Secure Attachment = Happier Relationships.

As human beings we are all hard-wired to connect. When we feel that our attachments are solid, we are calmer and more confident. When we feel good, it's easier to give and receive love.

Secure attachment, answers these questions in the affirmative; “Do I matter to you? Will you be there for me if I fall? Will you hold my hand if I'm sick?" According to Dr. Sue Johnson, secure attachment is a natural element in healthy relationships. 

Think of happy children.

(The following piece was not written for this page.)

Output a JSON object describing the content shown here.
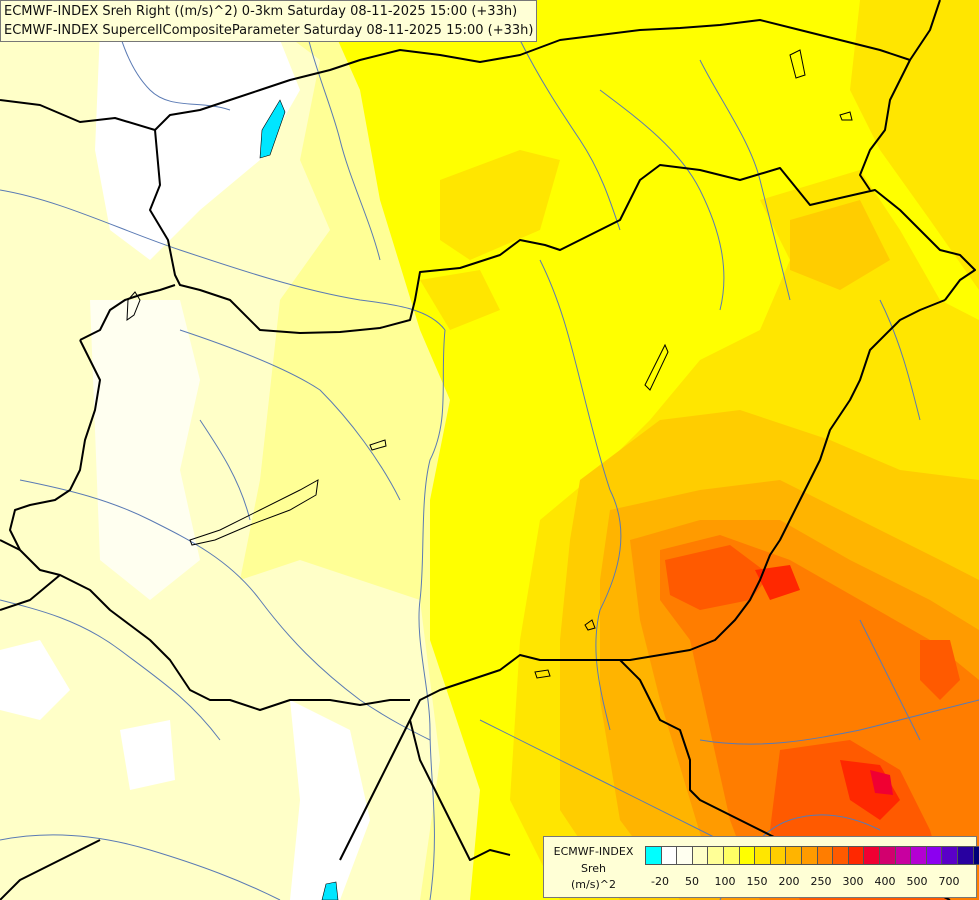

They have secure attachment to their parent(s).

However, without secure attachment in our intimate relationships, the alarm system in our brain  continuously goes off, causing us to feel “in danger.” This alarm signals the rest of the body to be on high alert, to fight or flight. Our response to this internal warning may be to become demanding and clingy or withdrawn and detached from our significant relationships. However, at the core we're yelling, "I need you, please be with me" or  "I’m going to protect myself and I won’t let you hurt me."

Lack of “secure attachment” can be the cause of many presenting issues that walk through my therapy practice doors. It drive people to marriage & relationship counseling and individual therapy. But,  it’s often disguised as something else: anxiety, worry, fighting or depression.

Often when couples and individuals come to therapy, they ignore their normal human need to be emotionally close, as this might somehow define them as co-dependent, needy or weak. Instead they focus on the actions or re-actions that present from their insecure attachments ie. anger, fighting, bad communication, anxiety or depression.

Once we understand the importance of our attachments, we can begin to make significant changes in our life and relationships.